There's all sorts of other things underlying bad road behavior. Anonymity is a huge issue -- I compare traffic to being online. You can act nastily, veiled behind a pseudonym, then leave in a hurry, with no consequences; you'll do things you'd never do in a normal social setting. Your commenter is right -- studies have shown less aggressive behavior from people in convertibles with the top down versus convertibles with the top up. The thought is they're less protected, less anonymous, more "human." It could also just be they're in a better mood because they've got the top down. All kinds of psychological studies have shown how one's chances of gaining cooperation increase when we can make eye contact. We only get this occasionally in traffic, when we look at someone to try to get "waved in" -- unless we're getting what Seinfeld called the "stare ahead." One of your commenters mentioned frustrated speed as a cause of hostility, and I think that's right; most times we're in transport it's because we want to get somewhere after all, and in any mode we can get annoyed at delay -- we've probably all seen the nasty altercations on the Brooklyn Bridge between cyclists who get really annoyed when they have to slow for wayward tourists who don't observe the rule/norm. But speed is linked as well to anonymity, nowhere more so in a car; the faster you go, the more divorced you become, in a sensorial and practical way, from the environment around you. It doesn't help that we tend to engineer our roads to seem as if they were designed for nothing more than the fast movement of vehicles.

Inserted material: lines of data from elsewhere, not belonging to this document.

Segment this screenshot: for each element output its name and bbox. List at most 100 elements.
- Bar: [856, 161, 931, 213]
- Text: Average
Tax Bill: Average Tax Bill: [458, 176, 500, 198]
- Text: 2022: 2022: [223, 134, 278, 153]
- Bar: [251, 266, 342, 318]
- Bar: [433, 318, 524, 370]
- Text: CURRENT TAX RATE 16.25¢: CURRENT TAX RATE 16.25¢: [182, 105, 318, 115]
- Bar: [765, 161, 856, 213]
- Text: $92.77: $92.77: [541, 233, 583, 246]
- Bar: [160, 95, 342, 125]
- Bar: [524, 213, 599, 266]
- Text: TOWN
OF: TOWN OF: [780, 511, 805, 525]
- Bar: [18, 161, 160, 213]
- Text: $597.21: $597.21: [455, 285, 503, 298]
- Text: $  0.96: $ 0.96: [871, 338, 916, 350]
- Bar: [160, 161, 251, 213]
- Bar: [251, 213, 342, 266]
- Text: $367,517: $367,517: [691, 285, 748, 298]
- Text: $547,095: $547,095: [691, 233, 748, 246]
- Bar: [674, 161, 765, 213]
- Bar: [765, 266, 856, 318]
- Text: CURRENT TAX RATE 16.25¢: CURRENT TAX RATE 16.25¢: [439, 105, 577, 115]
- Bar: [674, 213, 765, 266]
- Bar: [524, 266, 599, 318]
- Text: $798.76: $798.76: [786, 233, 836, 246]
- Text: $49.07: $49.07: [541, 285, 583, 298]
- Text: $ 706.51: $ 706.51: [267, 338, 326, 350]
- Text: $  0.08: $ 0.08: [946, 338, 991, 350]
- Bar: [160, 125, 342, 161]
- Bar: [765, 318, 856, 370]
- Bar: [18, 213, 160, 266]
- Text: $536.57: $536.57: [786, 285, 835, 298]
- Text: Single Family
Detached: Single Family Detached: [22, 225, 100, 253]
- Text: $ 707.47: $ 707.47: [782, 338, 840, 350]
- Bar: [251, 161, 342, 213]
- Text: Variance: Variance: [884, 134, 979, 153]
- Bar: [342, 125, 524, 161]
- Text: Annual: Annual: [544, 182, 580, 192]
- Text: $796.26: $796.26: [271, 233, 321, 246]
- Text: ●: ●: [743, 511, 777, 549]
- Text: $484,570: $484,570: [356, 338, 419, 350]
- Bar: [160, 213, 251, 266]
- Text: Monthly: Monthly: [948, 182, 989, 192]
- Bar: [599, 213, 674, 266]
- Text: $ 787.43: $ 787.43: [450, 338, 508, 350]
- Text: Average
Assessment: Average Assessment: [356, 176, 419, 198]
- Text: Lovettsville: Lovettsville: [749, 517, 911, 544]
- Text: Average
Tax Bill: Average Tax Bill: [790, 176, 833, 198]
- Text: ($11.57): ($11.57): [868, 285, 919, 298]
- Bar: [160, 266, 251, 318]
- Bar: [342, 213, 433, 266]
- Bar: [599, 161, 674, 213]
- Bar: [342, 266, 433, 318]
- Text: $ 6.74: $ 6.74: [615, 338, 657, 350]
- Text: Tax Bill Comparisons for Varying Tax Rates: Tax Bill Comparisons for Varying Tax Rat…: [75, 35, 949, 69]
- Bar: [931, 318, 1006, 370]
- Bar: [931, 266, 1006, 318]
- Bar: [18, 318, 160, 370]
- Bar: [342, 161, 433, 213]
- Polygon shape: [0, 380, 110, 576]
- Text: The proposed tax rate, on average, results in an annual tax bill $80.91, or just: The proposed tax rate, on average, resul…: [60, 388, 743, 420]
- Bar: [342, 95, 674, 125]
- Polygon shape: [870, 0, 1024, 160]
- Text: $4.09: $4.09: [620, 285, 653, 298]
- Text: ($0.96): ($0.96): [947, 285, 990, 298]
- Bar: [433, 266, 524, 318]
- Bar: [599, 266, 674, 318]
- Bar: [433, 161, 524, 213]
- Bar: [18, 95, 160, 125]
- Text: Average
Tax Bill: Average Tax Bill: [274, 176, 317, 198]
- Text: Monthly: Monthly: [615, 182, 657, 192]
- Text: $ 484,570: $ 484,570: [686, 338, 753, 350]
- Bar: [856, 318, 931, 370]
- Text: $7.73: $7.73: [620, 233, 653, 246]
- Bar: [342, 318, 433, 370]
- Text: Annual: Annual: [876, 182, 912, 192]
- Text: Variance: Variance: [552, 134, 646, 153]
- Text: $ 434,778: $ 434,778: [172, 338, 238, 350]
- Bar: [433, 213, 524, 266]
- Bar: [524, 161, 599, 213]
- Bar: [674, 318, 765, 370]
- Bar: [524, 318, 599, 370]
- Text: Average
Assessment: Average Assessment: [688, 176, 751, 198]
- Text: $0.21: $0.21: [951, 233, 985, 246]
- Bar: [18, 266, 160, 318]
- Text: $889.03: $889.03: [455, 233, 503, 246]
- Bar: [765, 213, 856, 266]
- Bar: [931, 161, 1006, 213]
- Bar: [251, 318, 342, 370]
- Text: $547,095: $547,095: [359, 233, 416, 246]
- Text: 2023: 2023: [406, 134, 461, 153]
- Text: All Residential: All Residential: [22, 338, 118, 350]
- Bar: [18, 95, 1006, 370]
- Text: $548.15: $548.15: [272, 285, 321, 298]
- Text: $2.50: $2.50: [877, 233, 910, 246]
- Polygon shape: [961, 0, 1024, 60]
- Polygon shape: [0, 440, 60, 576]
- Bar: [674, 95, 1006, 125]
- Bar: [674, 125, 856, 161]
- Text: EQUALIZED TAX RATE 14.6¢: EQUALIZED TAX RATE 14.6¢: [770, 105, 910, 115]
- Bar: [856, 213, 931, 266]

Another reason people might be acting like criminals on the road is that they might actually be criminals on the road. Studies in the U.K. that looked at a pool of driving records found that people who committed non-motoring offenses were much more likely to commit motoring offenses. Then there's the issue of driver's actual grasp of the traffic law. Police in Chicago recently posed as pedestrians to nab drivers acting badly in intersections. In many cases drivers, and sometimes pedestrians, seemed clueless as to the actual right of way laws. Studies by David Ragland and Meghan Mitman at UC-Berkeley have confirmed this, and the implications of their studies were that pedestrians, in many cases, were better off in unmarked than marked crosswalks because there was less certainty over who had right of way, and thus more caution.

That's sort of the unfortunate aspect of clinging to traffic laws as a way to try assure good behavior -- we're not even sure who's aware of the laws, perhaps not a surprise given how complex the traffic environment can be. We need, in the end, to rely more on just basic precepts of polite behavior and social cooperation -- there's so many things that can't be readily enforced, so many roads where police can't be present. I really have no clue how to get there, though -- any suggestions?